The problem of failure of this procedure as reported by earlier studies 9,10 has been due to the thick and viscid pus, which cannot be easily drained by percutaneous drainage or early premature withdrawal of the catheter. These problems can be avoided by using adequate sized pigtail catheters depending on the viscosity of pus (5 Fr. to 12 Fr.) and following a strict protocol for catheter flushing and removal. One of the major problems is a prolonged duration of the catheter. This led to some authors considering this procedure as slow.11 Another important factor to be considered is the cost factor. A single procedure would cost the patient an additional 300 rupees over and above the cost of the reusables costing 1500 rupees. However looking to the advantages, the financial burden to the patient or the hospital would be justified. Sonographic resolution of an abscess cavity following this procedure may occur at any time between 2 weeks to 4 months.12, 13 Small residual cavities may persist indefinitely. 40 % of our patients had small residual cavities (< 2 cms) at 3 months of follow up.
Percutaneous catheter drainage is a safe procedure with very few reported complications6,9,14 which includes hemorrhage, perforation of hollow viscera, peritoneal spillage, catheter displacement or blockage and septicemia. But recent studies show very low complication rates.2,7,12,15 Our study did not have any major complication although the incidence of minor complications was 40 % (10 patients).
The chief limitation of our study is that patients with amoebic and pyogenic liver abscesses could not be segregated due to the nonavailability of serological tests. However, without a firm and specific diagnosis, the abscesses were drained in the belief that percutaneous drainage would cure a pyogenic abscess in a shorter duration and in case of an amoebic abscess would hasten the patients recovery.

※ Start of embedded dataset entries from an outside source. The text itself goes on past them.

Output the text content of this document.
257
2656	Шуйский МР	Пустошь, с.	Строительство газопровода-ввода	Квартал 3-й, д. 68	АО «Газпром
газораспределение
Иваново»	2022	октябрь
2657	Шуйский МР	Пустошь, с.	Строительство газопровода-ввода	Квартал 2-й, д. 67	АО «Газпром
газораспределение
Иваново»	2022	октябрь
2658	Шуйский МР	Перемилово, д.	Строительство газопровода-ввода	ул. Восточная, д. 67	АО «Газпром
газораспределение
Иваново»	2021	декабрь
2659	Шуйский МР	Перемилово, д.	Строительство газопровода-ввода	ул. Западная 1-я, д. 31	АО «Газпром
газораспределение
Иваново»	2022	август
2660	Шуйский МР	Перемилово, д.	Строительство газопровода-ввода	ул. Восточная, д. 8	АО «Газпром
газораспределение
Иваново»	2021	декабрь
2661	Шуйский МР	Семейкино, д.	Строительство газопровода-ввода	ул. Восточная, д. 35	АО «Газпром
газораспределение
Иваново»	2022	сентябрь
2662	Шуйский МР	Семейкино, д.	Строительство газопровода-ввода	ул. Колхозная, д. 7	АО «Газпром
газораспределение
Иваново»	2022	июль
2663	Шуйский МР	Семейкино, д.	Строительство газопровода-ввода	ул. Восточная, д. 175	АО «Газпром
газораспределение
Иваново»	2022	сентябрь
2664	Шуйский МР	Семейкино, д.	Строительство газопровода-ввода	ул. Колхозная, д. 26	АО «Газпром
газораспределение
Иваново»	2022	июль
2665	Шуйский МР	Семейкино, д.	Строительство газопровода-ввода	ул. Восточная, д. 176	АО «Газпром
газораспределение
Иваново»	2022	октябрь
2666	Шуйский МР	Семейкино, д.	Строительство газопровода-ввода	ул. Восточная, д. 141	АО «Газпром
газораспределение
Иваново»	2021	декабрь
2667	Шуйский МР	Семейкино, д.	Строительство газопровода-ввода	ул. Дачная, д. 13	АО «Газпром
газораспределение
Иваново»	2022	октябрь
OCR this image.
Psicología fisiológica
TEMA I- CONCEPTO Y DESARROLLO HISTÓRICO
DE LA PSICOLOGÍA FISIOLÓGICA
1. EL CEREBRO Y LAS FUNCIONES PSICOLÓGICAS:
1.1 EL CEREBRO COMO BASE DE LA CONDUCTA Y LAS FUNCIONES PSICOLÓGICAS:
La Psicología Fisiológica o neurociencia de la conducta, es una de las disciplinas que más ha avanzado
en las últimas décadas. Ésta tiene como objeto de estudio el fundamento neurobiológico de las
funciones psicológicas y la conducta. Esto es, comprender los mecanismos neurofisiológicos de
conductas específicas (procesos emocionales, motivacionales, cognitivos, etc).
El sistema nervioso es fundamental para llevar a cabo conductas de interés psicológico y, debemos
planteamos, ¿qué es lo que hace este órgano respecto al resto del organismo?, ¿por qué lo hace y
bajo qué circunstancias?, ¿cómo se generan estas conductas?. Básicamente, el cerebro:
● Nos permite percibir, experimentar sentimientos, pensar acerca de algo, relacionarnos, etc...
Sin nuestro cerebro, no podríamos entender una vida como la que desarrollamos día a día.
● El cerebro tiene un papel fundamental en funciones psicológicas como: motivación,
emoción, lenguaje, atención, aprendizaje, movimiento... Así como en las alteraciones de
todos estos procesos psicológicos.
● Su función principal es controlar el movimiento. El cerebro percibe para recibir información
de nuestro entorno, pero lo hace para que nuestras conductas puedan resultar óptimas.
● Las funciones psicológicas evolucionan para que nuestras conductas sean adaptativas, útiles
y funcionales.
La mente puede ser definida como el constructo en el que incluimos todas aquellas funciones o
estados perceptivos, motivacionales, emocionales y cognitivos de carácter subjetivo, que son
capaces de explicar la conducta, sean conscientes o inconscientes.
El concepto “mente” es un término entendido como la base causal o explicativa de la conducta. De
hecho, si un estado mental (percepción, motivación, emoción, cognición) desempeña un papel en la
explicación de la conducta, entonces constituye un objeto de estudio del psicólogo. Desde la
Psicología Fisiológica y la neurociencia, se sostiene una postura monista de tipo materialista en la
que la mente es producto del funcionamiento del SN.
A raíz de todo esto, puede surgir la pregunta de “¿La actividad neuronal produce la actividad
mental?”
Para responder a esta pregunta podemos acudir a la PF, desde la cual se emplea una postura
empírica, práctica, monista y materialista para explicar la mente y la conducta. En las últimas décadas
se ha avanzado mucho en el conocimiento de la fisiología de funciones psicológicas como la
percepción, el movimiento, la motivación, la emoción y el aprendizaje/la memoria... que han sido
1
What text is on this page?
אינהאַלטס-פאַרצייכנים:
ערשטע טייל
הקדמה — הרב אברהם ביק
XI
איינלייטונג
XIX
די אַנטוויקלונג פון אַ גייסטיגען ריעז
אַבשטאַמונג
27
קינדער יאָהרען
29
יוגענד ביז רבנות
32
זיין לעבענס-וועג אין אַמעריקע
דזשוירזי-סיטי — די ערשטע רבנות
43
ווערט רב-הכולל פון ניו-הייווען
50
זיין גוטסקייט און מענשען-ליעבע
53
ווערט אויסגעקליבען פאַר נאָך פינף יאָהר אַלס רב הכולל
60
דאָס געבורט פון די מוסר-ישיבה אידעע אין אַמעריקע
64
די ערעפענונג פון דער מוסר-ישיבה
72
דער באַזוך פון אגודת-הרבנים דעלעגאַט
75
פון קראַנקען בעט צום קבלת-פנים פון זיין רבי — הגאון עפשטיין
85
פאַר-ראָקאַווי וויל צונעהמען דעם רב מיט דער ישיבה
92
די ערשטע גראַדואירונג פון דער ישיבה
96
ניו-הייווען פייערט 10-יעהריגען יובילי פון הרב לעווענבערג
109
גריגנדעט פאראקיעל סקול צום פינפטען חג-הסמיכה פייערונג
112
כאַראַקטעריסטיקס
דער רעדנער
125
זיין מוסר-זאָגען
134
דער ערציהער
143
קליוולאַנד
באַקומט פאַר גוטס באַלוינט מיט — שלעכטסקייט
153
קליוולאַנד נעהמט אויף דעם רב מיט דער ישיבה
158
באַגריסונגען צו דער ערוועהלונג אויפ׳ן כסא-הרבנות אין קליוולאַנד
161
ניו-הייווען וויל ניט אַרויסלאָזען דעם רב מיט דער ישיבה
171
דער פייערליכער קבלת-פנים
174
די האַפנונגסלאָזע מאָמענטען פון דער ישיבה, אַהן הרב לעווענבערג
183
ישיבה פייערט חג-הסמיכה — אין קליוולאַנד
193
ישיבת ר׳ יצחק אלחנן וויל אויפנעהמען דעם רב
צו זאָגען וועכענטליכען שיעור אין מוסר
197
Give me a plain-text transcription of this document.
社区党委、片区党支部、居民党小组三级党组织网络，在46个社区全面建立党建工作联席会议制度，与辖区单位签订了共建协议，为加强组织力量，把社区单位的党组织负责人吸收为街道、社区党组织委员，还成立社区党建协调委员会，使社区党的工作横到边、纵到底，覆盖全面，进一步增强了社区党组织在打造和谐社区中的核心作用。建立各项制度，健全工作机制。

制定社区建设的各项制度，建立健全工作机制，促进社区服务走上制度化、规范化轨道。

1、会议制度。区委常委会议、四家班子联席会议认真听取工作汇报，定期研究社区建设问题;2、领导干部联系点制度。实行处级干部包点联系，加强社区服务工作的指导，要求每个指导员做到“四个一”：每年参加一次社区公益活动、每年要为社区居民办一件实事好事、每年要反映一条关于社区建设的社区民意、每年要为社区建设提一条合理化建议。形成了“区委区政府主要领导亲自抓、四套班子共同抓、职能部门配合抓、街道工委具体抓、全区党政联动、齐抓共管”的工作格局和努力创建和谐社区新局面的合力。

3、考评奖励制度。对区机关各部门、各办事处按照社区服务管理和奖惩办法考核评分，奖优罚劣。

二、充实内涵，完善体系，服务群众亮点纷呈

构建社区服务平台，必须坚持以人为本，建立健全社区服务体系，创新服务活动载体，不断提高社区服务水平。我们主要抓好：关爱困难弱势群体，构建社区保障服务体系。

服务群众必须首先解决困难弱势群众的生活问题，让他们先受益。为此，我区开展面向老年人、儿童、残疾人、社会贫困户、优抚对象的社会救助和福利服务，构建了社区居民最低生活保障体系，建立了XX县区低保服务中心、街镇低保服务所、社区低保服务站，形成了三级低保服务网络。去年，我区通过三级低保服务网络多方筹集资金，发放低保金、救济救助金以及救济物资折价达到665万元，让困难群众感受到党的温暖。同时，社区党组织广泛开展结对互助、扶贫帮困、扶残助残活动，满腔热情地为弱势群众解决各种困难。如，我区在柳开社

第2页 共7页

To summarize, percutaneous pigtail catheter drainage is a safe and effective mode of treatment of liver abscesses, both amoebic and pyogenic. It results in an early relief of symptoms and faster resolution of abscess cavity. The low morbidity and high success rate in treating liver abscesses, which otherwise would have a fatal outcome if untreated, by this minimally invasive method suggests that this therapy should be the first line of management in liquefied moderate to large sized liver abscesses.